Amyloid beta is one of the toxic proteins which builds up in clumps or ‘aggregates’ in the brains of people affected by Alzheimer’s.
Several drugs targeting the protein have been tested in trials over recent years. These drugs are antibodies that bind to the amyloid beta and facilitate its clearance from the brain, but exactly how this occurs is not yet known.
Using new highly sensitive methods, scientists have detected and visualised amyloid beta protein bound to anti-amyloid drugs in the lab.
They found that lecanemab performed best in binding to small oligomeric forms of the amyloid protein, suggesting a working mode for treating people in the earlier stages of Alzheimer’s. This suggests that it is best used as early as possible in the disease progression.

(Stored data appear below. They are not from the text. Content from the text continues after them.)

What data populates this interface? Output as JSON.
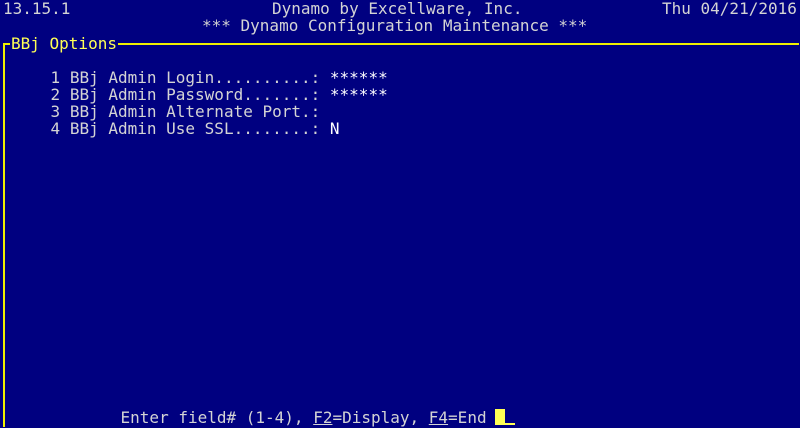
{
  "header": {
    "version": "13.15.1",
    "company": "Dynamo by Excellware, Inc.",
    "date": "Thu 04/21/2016",
    "title": "*** Dynamo Configuration Maintenance ***"
  },
  "section": {
    "label": "BBj Options"
  },
  "fields": [
    {
      "number": "1",
      "label": "BBj Admin Login..........:",
      "value": "******"
    },
    {
      "number": "2",
      "label": "BBj Admin Password.......:",
      "value": "******"
    },
    {
      "number": "3",
      "label": "BBj Admin Alternate Port.:",
      "value": ""
    },
    {
      "number": "4",
      "label": "BBj Admin Use SSL........:",
      "value": "N"
    }
  ],
  "prompt": {
    "text": "Enter field# (1-4), ",
    "f2_key": "F2",
    "f2_action": "=Display, ",
    "f4_key": "F4",
    "f4_action": "=End"
  },
  "colors": {
    "background": "#000080",
    "text": "#d4d4d4",
    "highlight": "#ffff55"
  }
}
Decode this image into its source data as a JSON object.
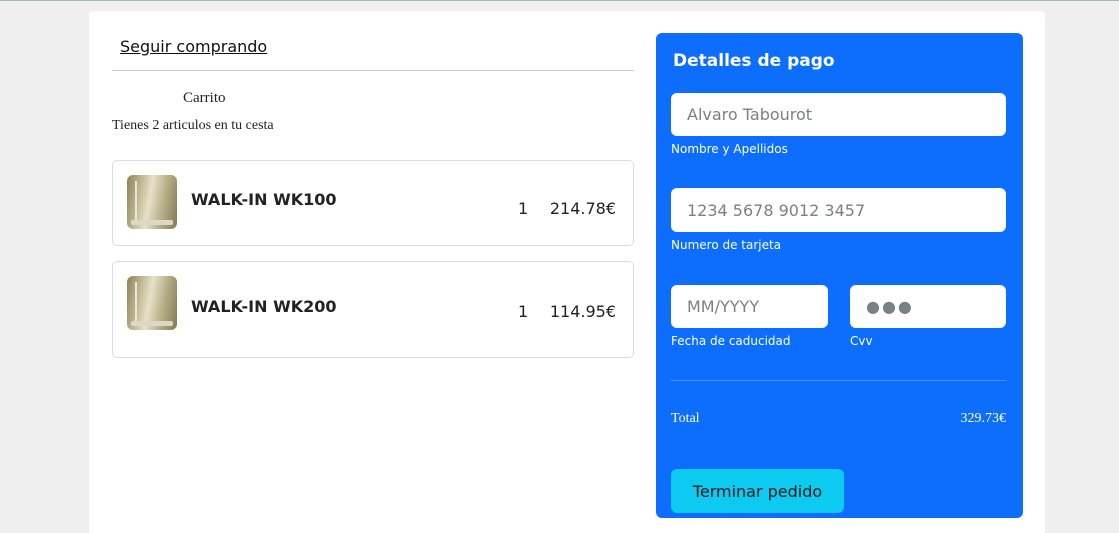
{
  "nav": {
    "continue_shopping": "Seguir comprando"
  },
  "cart": {
    "title": "Carrito",
    "summary": "Tienes 2 articulos en tu cesta",
    "items": [
      {
        "name": "WALK-IN WK100",
        "quantity": "1",
        "price": "214.78€"
      },
      {
        "name": "WALK-IN WK200",
        "quantity": "1",
        "price": "114.95€"
      }
    ]
  },
  "payment": {
    "title": "Detalles de pago",
    "name_placeholder": "Alvaro Tabourot",
    "name_label": "Nombre y Apellidos",
    "card_placeholder": "1234 5678 9012 3457",
    "card_label": "Numero de tarjeta",
    "expiry_placeholder": "MM/YYYY",
    "expiry_label": "Fecha de caducidad",
    "cvv_placeholder": "●●●",
    "cvv_label": "Cvv",
    "total_label": "Total",
    "total_value": "329.73€",
    "submit_label": "Terminar pedido"
  },
  "colors": {
    "panel": "#0d6efd",
    "button": "#0dcaf0",
    "page_background": "#efefef"
  }
}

The study, led by a group of researchers with diverse scientific backgrounds, including neuroscientists and chemists from the UK Dementia Research Institute (UK DRI) at the University of Cambridge, the UK DRI at UCL, and the VIB-KU Leuven Center for Brain & Disease Research, reveals insight into how four different anti-amyloid drugs interact with amyloid beta protein.
Scientists say the research, published in the journal Alzheimer’s & Dementia and funded by the UK DRI, explains why the different treatments have had varying levels of success in clinical trials.

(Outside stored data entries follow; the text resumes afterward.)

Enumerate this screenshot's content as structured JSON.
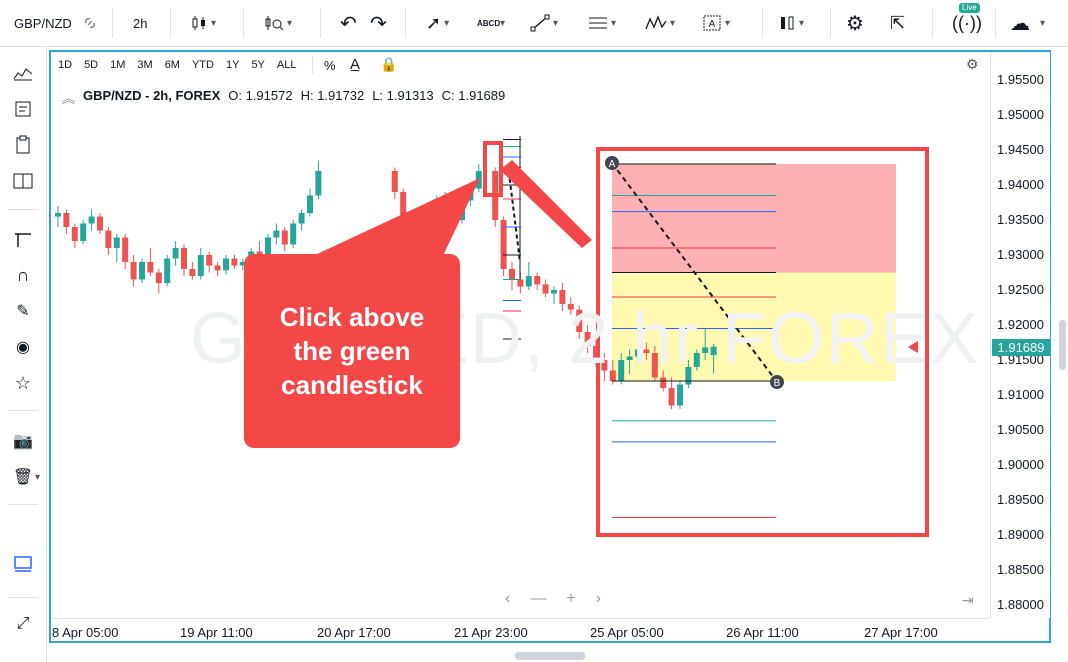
{
  "toolbar": {
    "symbol": "GBP/NZD",
    "interval": "2h",
    "live_badge": "Live",
    "drawing_text_tool": "ABCD"
  },
  "range_bar": [
    "1D",
    "5D",
    "1M",
    "3M",
    "6M",
    "YTD",
    "1Y",
    "5Y",
    "ALL"
  ],
  "legend": {
    "title": "GBP/NZD - 2h, FOREX",
    "o": "O: 1.91572",
    "h": "H: 1.91732",
    "l": "L: 1.91313",
    "c": "C: 1.91689"
  },
  "watermark": "GBP/NZD, 2 hr FOREX",
  "price_axis": [
    "1.95500",
    "1.95000",
    "1.94500",
    "1.94000",
    "1.93500",
    "1.93000",
    "1.92500",
    "1.92000",
    "1.91500",
    "1.91000",
    "1.90500",
    "1.90000",
    "1.89500",
    "1.89000",
    "1.88500",
    "1.88000"
  ],
  "current_price": "1.91689",
  "time_axis": [
    "8 Apr 05:00",
    "19 Apr 11:00",
    "20 Apr 17:00",
    "21 Apr 23:00",
    "25 Apr 05:00",
    "26 Apr 11:00",
    "27 Apr 17:00"
  ],
  "callout": {
    "line1": "Click above",
    "line2": "the green",
    "line3": "candlestick"
  },
  "markers": {
    "a": "A",
    "b": "B"
  },
  "colors": {
    "up": "#26a69a",
    "down": "#ef5350",
    "highlight": "#f44848",
    "frame": "#2ea5d8"
  },
  "chart_data": {
    "type": "candlestick",
    "ylim": [
      1.88,
      1.955
    ],
    "candles": [
      [
        1.9355,
        1.937,
        1.934,
        1.936
      ],
      [
        1.936,
        1.9365,
        1.933,
        1.934
      ],
      [
        1.934,
        1.9345,
        1.931,
        1.932
      ],
      [
        1.932,
        1.935,
        1.9315,
        1.9345
      ],
      [
        1.9345,
        1.9365,
        1.9335,
        1.9355
      ],
      [
        1.9355,
        1.936,
        1.933,
        1.9335
      ],
      [
        1.9335,
        1.934,
        1.93,
        1.931
      ],
      [
        1.931,
        1.933,
        1.929,
        1.9325
      ],
      [
        1.9325,
        1.933,
        1.928,
        1.929
      ],
      [
        1.929,
        1.93,
        1.9255,
        1.9265
      ],
      [
        1.9265,
        1.9295,
        1.926,
        1.929
      ],
      [
        1.929,
        1.931,
        1.927,
        1.9275
      ],
      [
        1.9275,
        1.928,
        1.9245,
        1.926
      ],
      [
        1.926,
        1.93,
        1.9255,
        1.9295
      ],
      [
        1.9295,
        1.932,
        1.9285,
        1.931
      ],
      [
        1.931,
        1.9315,
        1.927,
        1.928
      ],
      [
        1.928,
        1.929,
        1.9265,
        1.927
      ],
      [
        1.927,
        1.931,
        1.9265,
        1.93
      ],
      [
        1.93,
        1.9305,
        1.9275,
        1.9285
      ],
      [
        1.9285,
        1.929,
        1.927,
        1.9278
      ],
      [
        1.9278,
        1.93,
        1.9272,
        1.9295
      ],
      [
        1.9295,
        1.93,
        1.928,
        1.9285
      ],
      [
        1.9285,
        1.9295,
        1.9278,
        1.929
      ],
      [
        1.929,
        1.931,
        1.9285,
        1.9305
      ],
      [
        1.9305,
        1.932,
        1.9295,
        1.93
      ],
      [
        1.93,
        1.933,
        1.9295,
        1.9325
      ],
      [
        1.9325,
        1.9345,
        1.9315,
        1.9335
      ],
      [
        1.9335,
        1.934,
        1.9305,
        1.9315
      ],
      [
        1.9315,
        1.935,
        1.931,
        1.9345
      ],
      [
        1.9345,
        1.9365,
        1.9335,
        1.936
      ],
      [
        1.936,
        1.9395,
        1.9355,
        1.9385
      ],
      [
        1.9385,
        1.9435,
        1.938,
        1.942
      ],
      [
        1.942,
        1.9425,
        1.938,
        1.939
      ],
      [
        1.939,
        1.9395,
        1.933,
        1.934
      ],
      [
        1.934,
        1.9345,
        1.928,
        1.9295
      ],
      [
        1.9295,
        1.933,
        1.9285,
        1.932
      ],
      [
        1.932,
        1.935,
        1.931,
        1.9345
      ],
      [
        1.9345,
        1.9385,
        1.934,
        1.938
      ],
      [
        1.938,
        1.939,
        1.935,
        1.936
      ],
      [
        1.936,
        1.9375,
        1.934,
        1.935
      ],
      [
        1.935,
        1.9385,
        1.9345,
        1.9378
      ],
      [
        1.9378,
        1.94,
        1.937,
        1.9395
      ],
      [
        1.9395,
        1.943,
        1.939,
        1.942
      ],
      [
        1.942,
        1.9425,
        1.934,
        1.935
      ],
      [
        1.935,
        1.9355,
        1.927,
        1.928
      ],
      [
        1.928,
        1.929,
        1.925,
        1.9265
      ],
      [
        1.9265,
        1.9275,
        1.9245,
        1.9255
      ],
      [
        1.9255,
        1.929,
        1.925,
        1.927
      ],
      [
        1.927,
        1.9275,
        1.925,
        1.9258
      ],
      [
        1.9258,
        1.9265,
        1.924,
        1.9245
      ],
      [
        1.9245,
        1.9255,
        1.923,
        1.925
      ],
      [
        1.925,
        1.926,
        1.922,
        1.923
      ],
      [
        1.923,
        1.924,
        1.9215,
        1.9222
      ],
      [
        1.9222,
        1.9228,
        1.918,
        1.919
      ],
      [
        1.919,
        1.92,
        1.916,
        1.917
      ],
      [
        1.917,
        1.918,
        1.914,
        1.915
      ],
      [
        1.915,
        1.916,
        1.912,
        1.9135
      ],
      [
        1.9135,
        1.915,
        1.9115,
        1.912
      ],
      [
        1.912,
        1.916,
        1.9115,
        1.915
      ],
      [
        1.915,
        1.9165,
        1.913,
        1.9155
      ],
      [
        1.9155,
        1.917,
        1.9145,
        1.9165
      ],
      [
        1.9165,
        1.9175,
        1.915,
        1.916
      ],
      [
        1.916,
        1.917,
        1.912,
        1.9125
      ],
      [
        1.9125,
        1.9135,
        1.9105,
        1.911
      ],
      [
        1.911,
        1.9125,
        1.908,
        1.9085
      ],
      [
        1.9085,
        1.912,
        1.908,
        1.9115
      ],
      [
        1.9115,
        1.915,
        1.911,
        1.914
      ],
      [
        1.914,
        1.9165,
        1.9135,
        1.916
      ],
      [
        1.916,
        1.9195,
        1.915,
        1.9168
      ],
      [
        1.9157,
        1.9173,
        1.9131,
        1.9169
      ]
    ],
    "fib_levels": [
      1.943,
      1.9385,
      1.9362,
      1.931,
      1.9275,
      1.924,
      1.9195,
      1.912,
      1.9063,
      1.9033,
      1.8925
    ]
  }
}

In the study, scientists compared four different anti-amyloid drugs: lecanemab, donanemab, aducanumab and gantenerumab. They generated model protein aggregates in the lab, and also tested real aggregates taken from the brains of people who had died with Alzheimer’s.
Aducanumab was first approved by the US Food and Drug Administration (FDA) in 2021, but was discontinued in 2024.
Lecanemab and donanemab were approved by the UK’s safety regulator the MHRA in 2024, but are not currently available on the NHS, amid discussion about their cost-effectiveness. In trials, both drugs were reported to slow cognitive decline by around 30%.
Testing of gantenerumab was halted in 2022 after it showed no clinical benefit in phase 3 trials. It is now being optimised and rebranded as trontinemab.
Using a new technique pioneered at the UK DRI at Cambridge, the scientists were able to visualise the size of protein aggregate each drug preferred to bind to, and how strongly each drug binds to aggregates.
The highly sensitive technique allowed the researchers to detect different sizes of soluble aggregate – from larger clumps of protein, down to very small aggregates.
In Alzheimer’s, a misfolded, sticky form of amyloid beta protein first groups together into small, soluble clumps called oligomers. Oligomers group together in turn to form fibrils, which then give rise to insoluble amyloid plaques. Scientists don’t yet know which form of amyloid is most damaging to cells, but there is evidence to suggest the smaller, soluble oligomers may be most toxic.
The research team found that lecanemab binds strongly to a subset of small soluble aggregates that form early on in disease. They also found that lecanemab could bind at more sites per aggregate, allowing the drug to more effectively coat the toxic protein, making it more likely to be cleared.
Whereas aducanumab and gantenerumab bind with a lower affinity to larger aggregates that form later in the disease progression. Their results for donanemab showed no binding to the soluble aggregates, suggesting that it preferentially binds to larger insoluble aggregates known as ‘plaques’, which form in the spaces between nerve cells.
Further studies are needed to understand the impact of the drugs against insoluble aggregates.
Moving forward, the researchers hope their technique can be harnessed to test new and emerging therapies before they are rolled out into human trials and offer key insight into how drugs work.